Was it possible, he asked himself, that this peculiarly atrocious form of crime was corrupting all Paris and he knew nothing of it?

He felt alarmed and ashamed; this deadly poison so mysterious, so difficult to trace, then, could be bought quite easily, almost openly, in Paris; there must be a ring of scoundrels and their dupes in the horrible business. That it could be used easily he knew too well from the Brinvilliers case, as Desgrez had reminded him; doctors were powerless to discover the symptoms, and how numerous would be the opportunities! In the familiarity of domestic life a woman could poison her father, her husband, her brother, her sister, her child without arousing any suspicion...The Chief of Police said aloud, though under his breath: "The women—always the women! Desgrez—it is the women! They are kept so close, they lead unnatural lives, almost like prisoners—they have lively passions and no means of expressing them. And very often their husbands or their fathers are cruel. Well they take the only weapon to their hand. It seems that we may find it is a weapon that has been used very freely."

M. La Reynie called out suddenly to one of the copyists in the window: "Masson, bring me immediately the dossier of a certain Widow Bosse, who lives at the sign of 'The Lily Pot' in the rue de Saint-Pierre near the Parvis de Notre-Dame."

The clerk, a thin, grave man, rose instantly and left the room.
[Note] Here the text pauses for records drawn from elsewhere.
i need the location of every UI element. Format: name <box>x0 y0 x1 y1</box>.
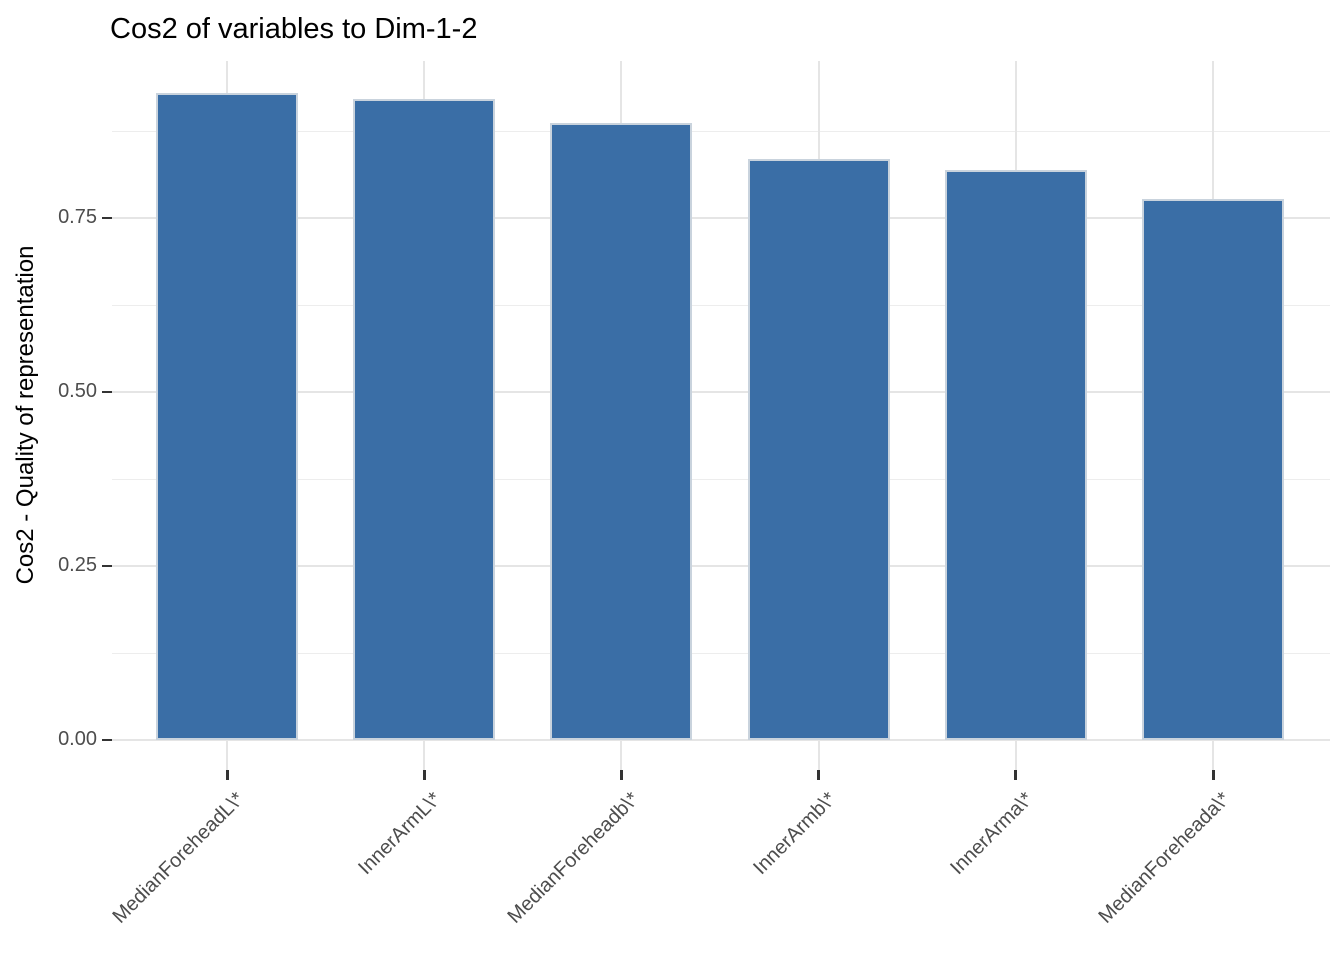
bar <box>156 93 298 741</box>
bar <box>747 159 890 741</box>
y-gridline-major <box>112 391 1330 394</box>
y-gridline-minor <box>112 130 1330 132</box>
x-axis-tick-label: InnerArmb\* <box>749 788 841 880</box>
x-axis-tick-label: MedianForeheadb\* <box>503 788 643 928</box>
y-gridline-major <box>112 565 1330 568</box>
y-gridline-major <box>112 739 1330 742</box>
y-gridline-major <box>112 217 1330 220</box>
y-gridline-minor <box>112 478 1330 480</box>
y-axis-tick-label: 0.00 <box>58 728 97 751</box>
bar <box>550 122 693 741</box>
bar <box>944 169 1087 741</box>
bar <box>1142 199 1284 741</box>
x-axis-tick-label: MedianForeheadL\* <box>108 788 249 928</box>
x-axis-tick <box>817 770 821 780</box>
y-axis-tick-label: 0.50 <box>58 380 97 403</box>
chart-title: Cos2 of variables to Dim-1-2 <box>110 13 478 45</box>
x-axis-tick-label: InnerArma\* <box>946 788 1038 880</box>
x-axis-tick <box>422 770 426 780</box>
y-gridline-minor <box>112 652 1330 654</box>
y-gridline-minor <box>112 304 1330 306</box>
y-axis-title: Cos2 - Quality of representation <box>12 245 39 585</box>
x-axis-tick-label: MedianForeheada\* <box>1094 788 1235 928</box>
y-axis-tick <box>102 217 112 220</box>
x-axis-tick <box>1211 770 1215 780</box>
x-axis-tick <box>1014 770 1018 780</box>
y-axis-tick <box>102 565 112 568</box>
y-axis-tick-label: 0.25 <box>58 554 97 577</box>
x-axis-tick <box>619 770 623 780</box>
y-axis-tick-label: 0.75 <box>58 206 97 229</box>
y-axis-tick <box>102 391 112 394</box>
x-axis-tick <box>225 770 229 780</box>
x-axis-tick-label: InnerArmL\* <box>354 788 446 880</box>
y-axis-tick <box>102 739 112 742</box>
bar <box>353 98 496 741</box>
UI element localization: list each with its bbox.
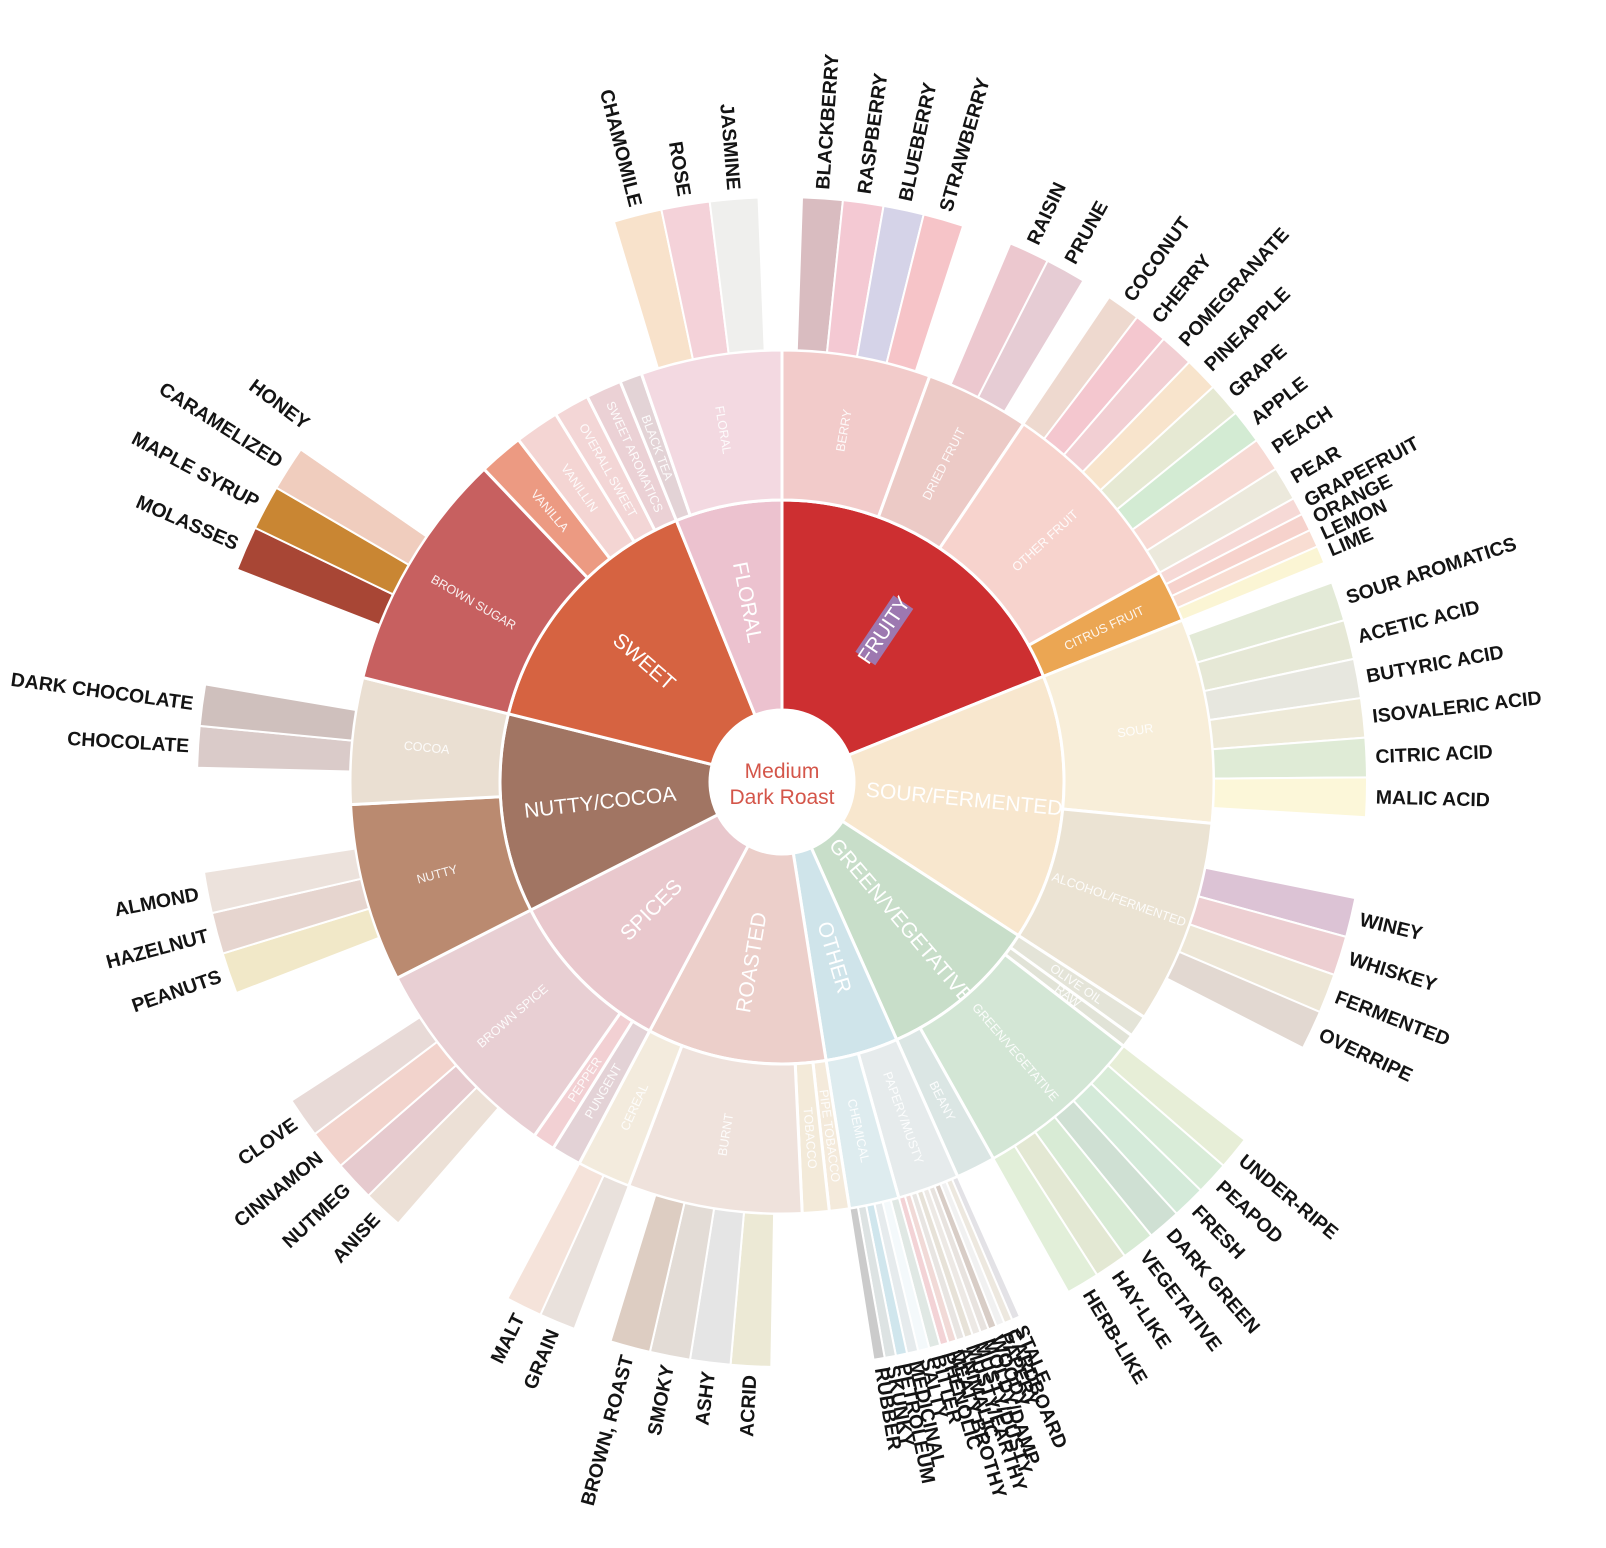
descriptor-label-ashy: ASHY: [692, 1370, 720, 1426]
descriptor-label-rose: ROSE: [664, 140, 695, 198]
center-circle: [710, 710, 854, 854]
descriptor-segment-overripe[interactable]: [1165, 950, 1322, 1050]
descriptor-label-isovaleric-acid: ISOVALERIC ACID: [1371, 687, 1542, 728]
descriptor-segment-malt[interactable]: [506, 1162, 605, 1317]
descriptor-label-honey: HONEY: [245, 375, 314, 434]
descriptor-label-blueberry: BLUEBERRY: [895, 81, 942, 204]
descriptor-segment-almond[interactable]: [202, 847, 363, 915]
descriptor-segment-prune[interactable]: [976, 259, 1085, 414]
descriptor-label-hazelnut: HAZELNUT: [104, 925, 211, 973]
descriptor-segment-lime[interactable]: [1176, 545, 1326, 622]
descriptor-segment-rubber[interactable]: [848, 1206, 886, 1361]
descriptor-label-molasses: MOLASSES: [133, 491, 242, 555]
descriptor-label-jasmine: JASMINE: [715, 103, 744, 191]
descriptor-label-dark-chocolate: DARK CHOCOLATE: [10, 669, 195, 715]
descriptor-segment-jasmine[interactable]: [708, 196, 766, 355]
descriptor-label-strawberry: STRAWBERRY: [935, 75, 994, 214]
descriptor-segment-brown-roast[interactable]: [609, 1193, 686, 1354]
subcategory-label-burnt: BURNT: [716, 1112, 737, 1157]
category-ring: FRUITYSOUR/FERMENTEDGREEN/VEGETATIVEOTHE…: [498, 498, 1066, 1066]
center-hub: Medium Dark Roast: [710, 710, 854, 854]
descriptor-label-almond: ALMOND: [113, 884, 201, 922]
descriptor-label-smoky: SMOKY: [644, 1363, 679, 1437]
descriptor-label-malic-acid: MALIC ACID: [1376, 787, 1491, 812]
descriptor-label-whiskey: WHISKEY: [1346, 948, 1439, 996]
descriptor-label-raspberry: RASPBERRY: [854, 72, 893, 196]
category-highlight: [855, 595, 914, 666]
descriptor-ring: [196, 196, 1368, 1368]
descriptor-label-prune: PRUNE: [1060, 197, 1112, 267]
descriptor-label-brown-roast: BROWN, ROAST: [577, 1353, 638, 1508]
subcategory-label-tobacco: TOBACCO: [801, 1107, 820, 1170]
descriptor-segment-malic-acid[interactable]: [1212, 776, 1368, 819]
center-line-1: Medium: [745, 760, 820, 783]
descriptor-label-butyric-acid: BUTYRIC ACID: [1365, 641, 1506, 687]
descriptor-label-winey: WINEY: [1357, 909, 1424, 945]
descriptor-label-blackberry: BLACKBERRY: [812, 53, 843, 190]
descriptor-label-chocolate: CHOCOLATE: [67, 728, 190, 757]
descriptor-label-clove: CLOVE: [234, 1114, 302, 1171]
descriptor-label-acrid: ACRID: [736, 1375, 761, 1438]
descriptor-label-raisin: RAISIN: [1023, 179, 1071, 248]
descriptor-label-malt: MALT: [487, 1310, 530, 1367]
descriptor-label-chamomile: CHAMOMILE: [595, 87, 646, 209]
descriptor-segment-dark-chocolate[interactable]: [198, 683, 358, 742]
descriptor-segment-strawberry[interactable]: [885, 213, 965, 373]
descriptor-label-citric-acid: CITRIC ACID: [1375, 741, 1493, 768]
descriptor-label-acetic-acid: ACETIC ACID: [1355, 596, 1482, 648]
center-line-2: Dark Roast: [729, 786, 834, 809]
descriptor-segment-honey[interactable]: [299, 411, 449, 538]
subcategory-label-cocoa: COCOA: [403, 739, 451, 757]
descriptor-segment-clove[interactable]: [289, 1015, 439, 1136]
descriptor-label-peanuts: PEANUTS: [129, 966, 224, 1017]
descriptor-label-anise: ANISE: [328, 1209, 385, 1268]
subcategory-label-sour: SOUR: [1116, 721, 1154, 740]
descriptor-segment-herb-like[interactable]: [992, 1144, 1099, 1294]
descriptor-label-grain: GRAIN: [520, 1326, 564, 1392]
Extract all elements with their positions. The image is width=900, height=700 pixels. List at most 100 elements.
La Reynie turned to Desgrez.

"You shall be paid the money you gave this woman. Tell me what else I can do for you. It seems to me that I am much obliged to you."

A fine colour stained the young man's clear features.

"The only favour I ask," he said, and he could hardly keep the eagerness from his voice, "is that I may be permitted to have a hand in the investigation of this affair."

"Who better suited?" replied the Chief of Police.

"Many, I daresay," replied the young man modestly. "I have not had much experience. But I am ambitious, newly married—"

"Your wife must be a brave, clever woman," put in the Chief of Police kindly.

"Yes, she is, but I do not know that what she did required much courage. She would always be at our service if there was something that a woman alone could do."

"She certainly managed this little affair very well, and if I can do anything—"

"That, Monsieur, is all I require, permission to assist in any investigation you may undertake."

"You have that, of course," replied La Reynie, "but for a moment I do not know how to act. To arrest this La Bosse would be to cause suspicion among a wide circle of criminals; it is better to have her watched, notice who her clients are and discover all we can about her."

"Meanwhile, if Monsieur permits the comment," said Desgrez drily, "several more victims may be sent on the way to heaven."

Before M. de La Reynie could answer, the copyist, Masson, returned with the dossier of the Widow Bosse. In this police register she was described as a Provençal who had come from Marseilles six years ago; at first she had been employed in making hat and bonnet shapes, then she had opened a little shop for the sale of perfumery and soaps. She obtained the capital to do this by a loan from a lover, a married man named Bax, a wool-merchant in a small way. He still visited her and was supposed to have a share in the business. She was fairly respectable and had never given any trouble to the law.

"You see," remarked M. de La Reynie when he had glanced over this dossier, "nothing very much is known about her, simply because no one has troubled with her. We must find out a little more."